7. Teach Them Empathy
Attune to them and their needs. When you provide a kind response to your child, you are demonstrating empathy. It’s also important to show them how you empathize with others. You can share your thoughts or even be strategic about narrating something you are seeing. “Oh my gosh, that little girl’s balloon just got caught in the breeze and blew away. I bet she is feeling really sad right now.”
8. Use Emotional Regulation Strategies
It’s kind of hard to be nice to people when you are struggling with your own big emotions like sadness, anger, jealousy, etc. So, we must teach our kids kindness by teaching them how to safely and appropriately manage their big emotions. This means using emotional regulation strategies like mindfulness, meditation, and journaling.
9. Expand Their Circle of Concern
Get your child thinking about other people. You can read stories like I mentioned earlier to get them thinking about or in the mind frame of how other people live. Volunteering your time to work with groups of people with different life circumstances or abilities can expose your child to other lives. You could also celebrate or learn about holidays, religions, and historical events to get them to consider people’s experiences outside their immediate circle.
10. Foster Kind Habits
Practice kindness in your lives and make these habits or traditions. Perhaps every time your child outgrows their clothes, or when the seasons change, you can pack their old clothes and donate them. Perhaps every Christmas, you put together a care package or present for a child their age that they can donate to a local refuge. Maybe you can send your old towels to a local animal shelter. You don’t need to spend lots of money; you can donate old or unused things or your time and effort.
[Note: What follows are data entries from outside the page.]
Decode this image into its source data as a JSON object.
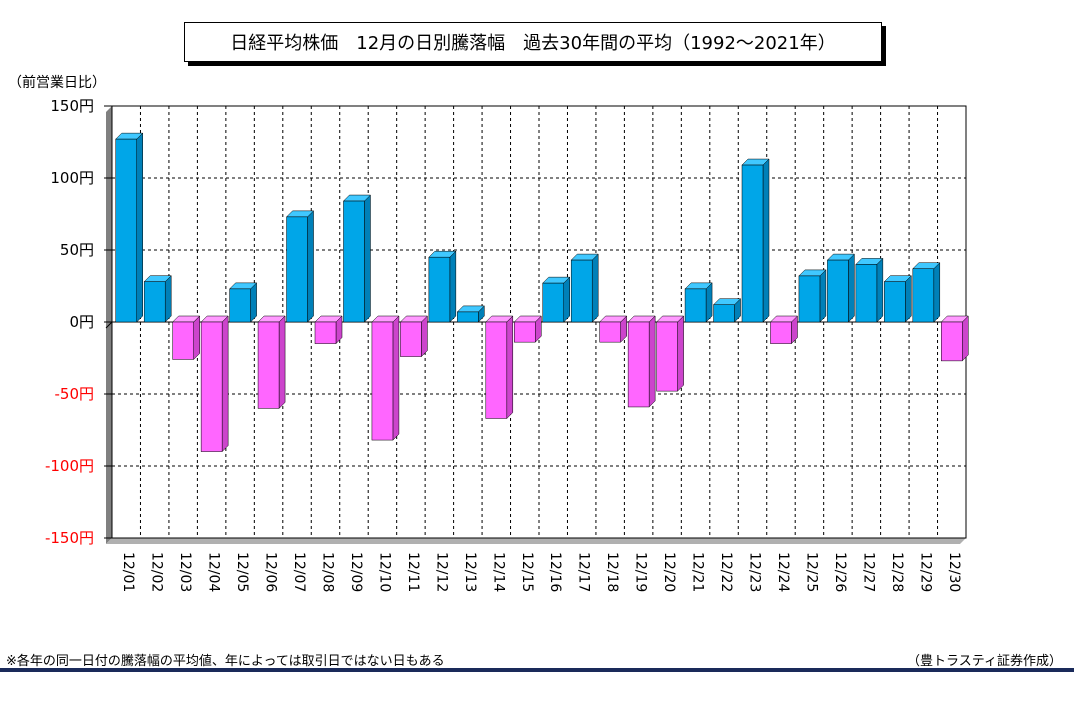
{
  "title": "日経平均株価　12月の日別騰落幅　過去30年間の平均（1992～2021年）",
  "unit_label": "（前営業日比）",
  "footnote": "※各年の同一日付の騰落幅の平均値、年によっては取引日ではない日もある",
  "credit": "（豊トラスティ証券作成）",
  "colors": {
    "positive": "#00a6e8",
    "negative": "#ff66ff",
    "negative_tick": "#ff0000",
    "positive_tick": "#000000"
  },
  "chart_data": {
    "type": "bar",
    "title": "日経平均株価　12月の日別騰落幅　過去30年間の平均（1992～2021年）",
    "ylabel": "（前営業日比）",
    "ylim": [
      -150,
      150
    ],
    "yticks": [
      150,
      100,
      50,
      0,
      -50,
      -100,
      -150
    ],
    "ytick_labels": [
      "150円",
      "100円",
      "50円",
      "0円",
      "-50円",
      "-100円",
      "-150円"
    ],
    "grid": true,
    "categories": [
      "12/01",
      "12/02",
      "12/03",
      "12/04",
      "12/05",
      "12/06",
      "12/07",
      "12/08",
      "12/09",
      "12/10",
      "12/11",
      "12/12",
      "12/13",
      "12/14",
      "12/15",
      "12/16",
      "12/17",
      "12/18",
      "12/19",
      "12/20",
      "12/21",
      "12/22",
      "12/23",
      "12/24",
      "12/25",
      "12/26",
      "12/27",
      "12/28",
      "12/29",
      "12/30"
    ],
    "values": [
      127,
      28,
      -26,
      -90,
      23,
      -60,
      73,
      -15,
      84,
      -82,
      -24,
      45,
      7,
      -67,
      -14,
      27,
      43,
      -14,
      -59,
      -48,
      23,
      12,
      109,
      -15,
      32,
      43,
      40,
      28,
      37,
      -27
    ]
  }
}
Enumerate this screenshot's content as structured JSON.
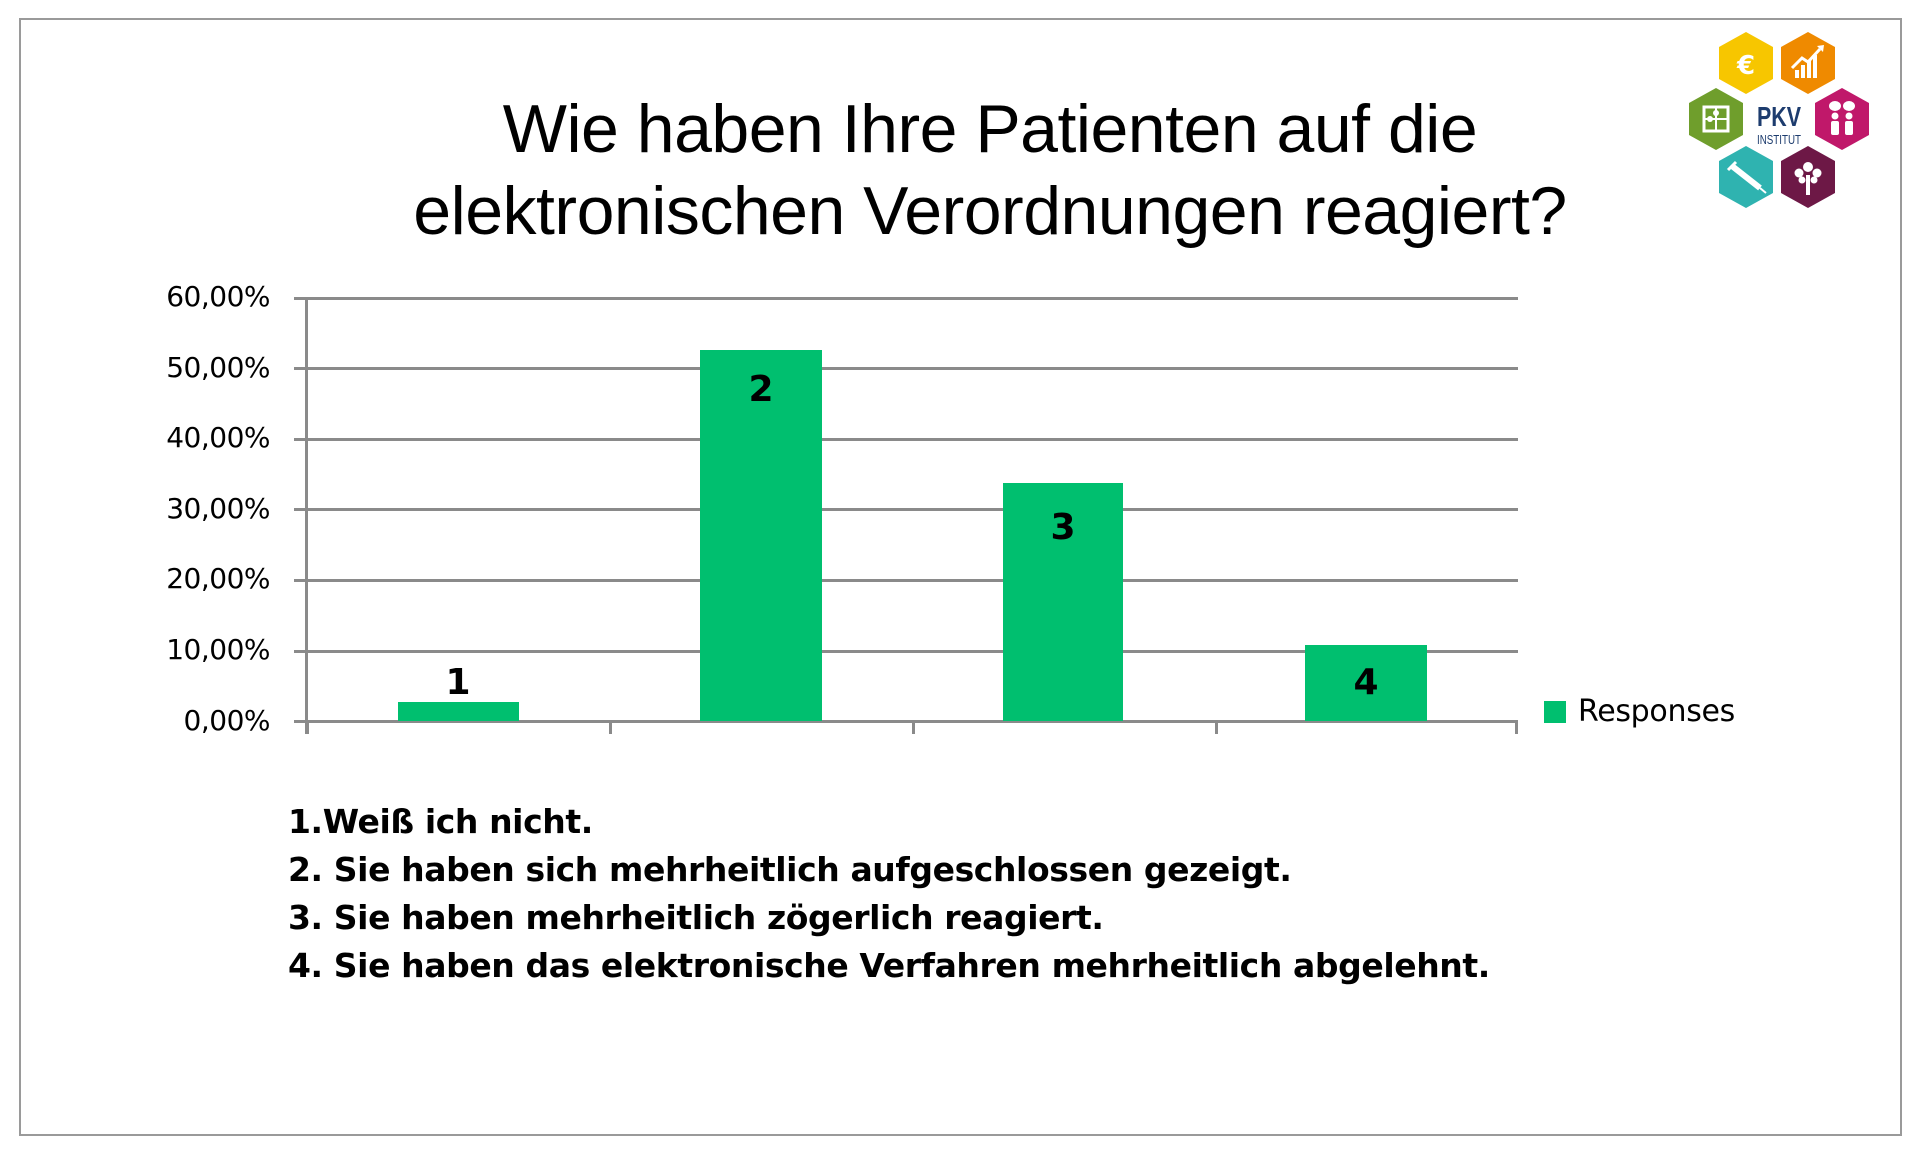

But involve your child in these acts to teach them kindness regularly.
I don’t mean praise in the regular way that you probably think. It’s nice to say, “Good job, you were so kind to your cousin when you shared your toy,” but when we do this, we create a reliance on other people for our kids to feel good about themselves. Or they rely on this praise or expect it when they have been kind. This pretty much undermines the whole premise of being kind (doing something for the sake of it, not for the reward). Instead, ask them how they feel after a kind act. “Wow, how do you feel after donating all your old toys? How do you think the children who receive them might feel?” You are getting them thinking about their actions and the consequences and praising themselves, which helps them feel confident and pretty darn good about themselves.
Although kindness is something ingrained in our kids, it’s essential that we actively encourage it. Not only will teaching them kindness help your child feel good for helping and making a positive change in the community or the people in their lives, but they will also feel good about themselves. Remember when I first said parents generally want two things for their kids? That they will be happy and have raised a “good” human? Helping your child become kind will fulfill these and help them experience positive well-being, relationships, and general happiness. A win-win!